Yesterday and today we investigated more the last issue reported in #57352, which stated:
even the new, Python-based hwsAna software interrupts the images acquisition and/or the wavefronts generation after one or two iterations, for reasons that are not clear (especially now that Matlab is out of the picture); this has to be studied offline as well.
The tests we did did not involve Metatron, as it was already working (the other issue reported in such entry has not been addressed yet), but they involved only the chain PyHWS (online VPM process) -> hwsAna.py (local script).

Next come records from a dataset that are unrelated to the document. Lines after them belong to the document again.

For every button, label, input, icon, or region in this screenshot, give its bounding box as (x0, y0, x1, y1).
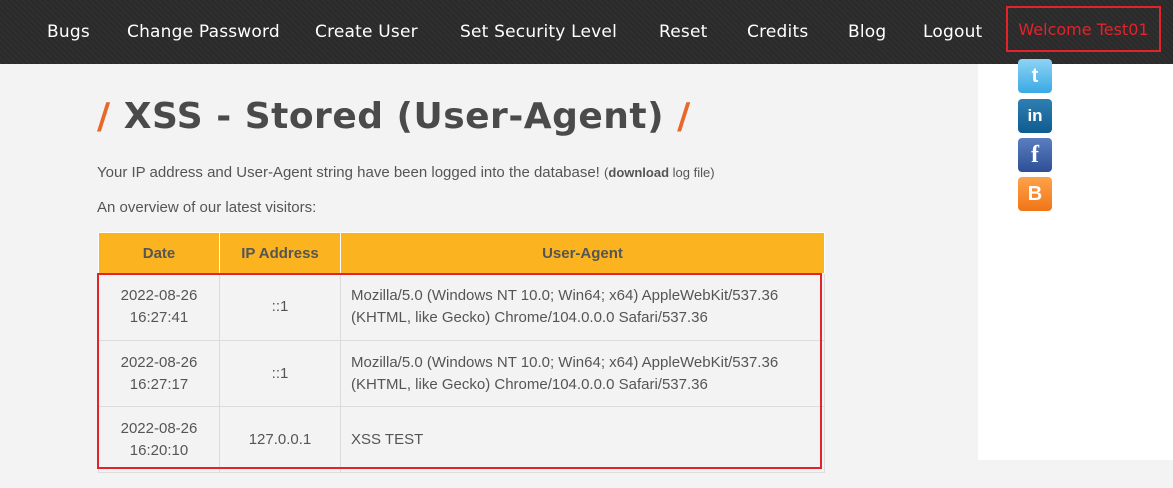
table-row: 2022-08-2616:27:41 ::1 Mozilla/5.0 (Wind… (98, 273, 825, 341)
table-row: 2022-08-2616:27:17 ::1 Mozilla/5.0 (Wind… (98, 340, 825, 407)
nav-credits[interactable]: Credits (747, 0, 808, 64)
intro-paragraph: Your IP address and User-Agent string ha… (97, 164, 715, 181)
row-ip: ::1 (219, 340, 341, 407)
page-title: / XSS - Stored (User-Agent) / (97, 96, 691, 142)
row-user-agent: XSS TEST (340, 406, 825, 473)
row-ua-line1: Mozilla/5.0 (Windows NT 10.0; Win64; x64… (351, 353, 779, 371)
row-date-time: 16:27:17 (129, 375, 189, 393)
visitor-log-table: Date IP Address User-Agent 2022-08-26 16:… (98, 232, 825, 473)
table-header-row: Date IP Address User-Agent (98, 232, 825, 274)
overview-text: An overview of our latest visitors: (97, 199, 317, 216)
row-date: 2022-08-26 16:27:41 (98, 273, 220, 341)
title-slash-left: / (97, 96, 124, 137)
page-title-text: XSS - Stored (User-Agent) (123, 96, 665, 137)
row-ua-line1: XSS TEST (351, 430, 424, 448)
welcome-user-label[interactable]: Welcome Test01 (1006, 6, 1161, 52)
row-ip: 127.0.0.1 (219, 406, 341, 473)
title-slash-right: / (664, 96, 691, 137)
nav-blog[interactable]: Blog (848, 0, 886, 64)
row-date-time: 16:20:10 (129, 441, 189, 459)
row-ip: ::1 (219, 273, 341, 341)
column-header-user-agent: User-Agent (340, 232, 825, 274)
row-date-day: 2022-08-26 (120, 287, 198, 304)
row-user-agent: Mozilla/5.0 (Windows NT 10.0; Win64; x64… (340, 273, 825, 341)
facebook-icon[interactable]: f (1018, 138, 1052, 172)
linkedin-icon[interactable]: in (1018, 99, 1052, 133)
row-date: 2022-08-26 16:20:10 (98, 406, 220, 473)
row-date-day: 2022-08-26 (120, 353, 198, 371)
twitter-icon[interactable]: t (1018, 59, 1052, 93)
row-date: 2022-08-26 16:27:17 (98, 340, 220, 407)
row-ua-line2: (KHTML, like Gecko) Chrome/104.0.0.0 Saf… (351, 375, 708, 393)
nav-create-user[interactable]: Create User (315, 0, 418, 64)
column-header-date: Date (98, 232, 220, 274)
row-date-time: 16:27:41 (129, 309, 189, 326)
download-log-note: (download log file) (604, 165, 715, 180)
column-header-ip: IP Address (219, 232, 341, 274)
row-ua-line1: Mozilla/5.0 (Windows NT 10.0; Win64; x64… (351, 287, 779, 304)
nav-logout[interactable]: Logout (923, 0, 982, 64)
row-ua-line2: (KHTML, like Gecko) Chrome/104.0.0.0 Saf… (351, 309, 708, 326)
right-sidebar (978, 64, 1173, 460)
nav-set-security-level[interactable]: Set Security Level (460, 0, 617, 64)
top-navigation-bar: Bugs Change Password Create User Set Sec… (0, 0, 1173, 64)
download-log-link[interactable]: download (608, 165, 669, 180)
row-user-agent: Mozilla/5.0 (Windows NT 10.0; Win64; x64… (340, 340, 825, 407)
blogger-icon[interactable]: B (1018, 177, 1052, 211)
row-date-day: 2022-08-26 (120, 419, 198, 437)
nav-reset[interactable]: Reset (659, 0, 708, 64)
nav-bugs[interactable]: Bugs (47, 0, 90, 64)
download-suffix: log file) (669, 165, 715, 180)
nav-change-password[interactable]: Change Password (127, 0, 280, 64)
intro-text: Your IP address and User-Agent string ha… (97, 164, 600, 181)
table-row: 2022-08-26 16:20:10 127.0.0.1 XSS TEST (98, 406, 825, 473)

We found out that the issue was due to the fact that PyHWS called the hwsAna script with a p = subprocess.Popen call that, even if supposedly asynchronous and in separate shell (shell=True), ended abruptly after a number of seconds, killing the child process (hwsAna); we added to the cm handler a p.wait() instruction, therefore explicitly waiting for the child process to end before moving on; this had the result of making hwsAna to survive, but killing the PyHWS process as it is clearly a blocking instruction.

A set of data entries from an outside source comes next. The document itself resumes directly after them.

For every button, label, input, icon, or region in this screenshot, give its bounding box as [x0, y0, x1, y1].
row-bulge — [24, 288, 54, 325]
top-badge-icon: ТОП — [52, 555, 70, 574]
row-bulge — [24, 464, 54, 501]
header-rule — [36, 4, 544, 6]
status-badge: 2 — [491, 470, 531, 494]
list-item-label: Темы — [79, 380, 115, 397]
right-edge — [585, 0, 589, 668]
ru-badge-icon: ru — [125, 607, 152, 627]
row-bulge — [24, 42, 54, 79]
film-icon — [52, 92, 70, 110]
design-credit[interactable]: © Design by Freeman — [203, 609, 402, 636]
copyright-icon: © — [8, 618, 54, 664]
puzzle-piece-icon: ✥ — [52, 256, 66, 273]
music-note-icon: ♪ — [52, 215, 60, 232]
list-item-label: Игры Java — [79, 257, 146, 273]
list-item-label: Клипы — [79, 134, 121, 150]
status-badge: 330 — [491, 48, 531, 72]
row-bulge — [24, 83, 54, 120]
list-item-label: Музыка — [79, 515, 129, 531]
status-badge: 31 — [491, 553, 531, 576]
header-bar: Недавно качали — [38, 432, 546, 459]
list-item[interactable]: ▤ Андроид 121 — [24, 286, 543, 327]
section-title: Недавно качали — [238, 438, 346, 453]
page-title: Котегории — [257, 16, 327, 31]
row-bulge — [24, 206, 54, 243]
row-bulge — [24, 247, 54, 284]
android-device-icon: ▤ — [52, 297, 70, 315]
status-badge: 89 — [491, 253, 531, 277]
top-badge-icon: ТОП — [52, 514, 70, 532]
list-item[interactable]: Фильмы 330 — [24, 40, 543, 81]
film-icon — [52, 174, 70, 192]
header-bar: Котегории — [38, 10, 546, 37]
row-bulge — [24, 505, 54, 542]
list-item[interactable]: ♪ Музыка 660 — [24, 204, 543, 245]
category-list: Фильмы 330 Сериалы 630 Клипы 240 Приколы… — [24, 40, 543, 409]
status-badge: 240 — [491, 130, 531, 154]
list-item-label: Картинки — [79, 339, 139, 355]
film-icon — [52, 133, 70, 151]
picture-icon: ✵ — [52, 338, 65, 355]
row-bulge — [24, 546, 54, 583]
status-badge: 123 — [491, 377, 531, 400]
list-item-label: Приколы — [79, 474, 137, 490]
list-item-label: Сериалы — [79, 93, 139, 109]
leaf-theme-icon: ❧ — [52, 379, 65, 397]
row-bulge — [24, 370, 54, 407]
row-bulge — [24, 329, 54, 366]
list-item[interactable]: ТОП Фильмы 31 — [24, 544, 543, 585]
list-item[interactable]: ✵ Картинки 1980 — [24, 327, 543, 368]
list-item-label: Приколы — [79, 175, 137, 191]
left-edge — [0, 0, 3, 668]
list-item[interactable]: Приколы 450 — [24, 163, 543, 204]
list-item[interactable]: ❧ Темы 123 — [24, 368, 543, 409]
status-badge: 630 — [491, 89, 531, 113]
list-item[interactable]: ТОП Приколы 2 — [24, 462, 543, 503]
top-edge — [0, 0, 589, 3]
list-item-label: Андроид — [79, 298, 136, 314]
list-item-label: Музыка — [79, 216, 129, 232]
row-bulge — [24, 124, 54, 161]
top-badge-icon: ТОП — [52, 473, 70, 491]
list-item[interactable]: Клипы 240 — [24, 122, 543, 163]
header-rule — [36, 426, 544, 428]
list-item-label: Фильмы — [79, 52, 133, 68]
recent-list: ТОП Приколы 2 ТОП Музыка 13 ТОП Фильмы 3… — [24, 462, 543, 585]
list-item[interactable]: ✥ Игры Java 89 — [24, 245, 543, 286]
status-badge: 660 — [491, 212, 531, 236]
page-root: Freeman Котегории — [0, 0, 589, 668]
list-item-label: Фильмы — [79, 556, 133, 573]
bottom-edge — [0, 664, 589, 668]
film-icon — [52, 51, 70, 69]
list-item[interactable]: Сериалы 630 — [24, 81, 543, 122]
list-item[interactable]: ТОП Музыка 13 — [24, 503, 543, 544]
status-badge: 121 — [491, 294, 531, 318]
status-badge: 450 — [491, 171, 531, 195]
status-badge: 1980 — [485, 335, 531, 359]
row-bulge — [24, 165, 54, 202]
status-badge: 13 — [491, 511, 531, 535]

In the end, we changed the cm handler of PyHWS, which now uses a more basic os.system() call, and the script is explicitly called in the background (using the standard '&'). This had the dual effect of having both PyHWS and hwsAna survive.
We did a few tests and they were all successful but the last, long one we launched, where a new, different kind of issue arose: we got up to wavefront acquisition #90, where the HWS (the DET one) stopped acquiring the images at number 42 (of 100), thus stopping there without generating the wavefront nor carrying on acquiring the images. Despite this new issue, the hwsAna process was still alive on servertcs1. At the same time, the HWS was not visible online (via the tcsImage.py script).
We decided to kill the hwsAna process, but still after that the HWS was not visible online.
We will continue to study this issue offline.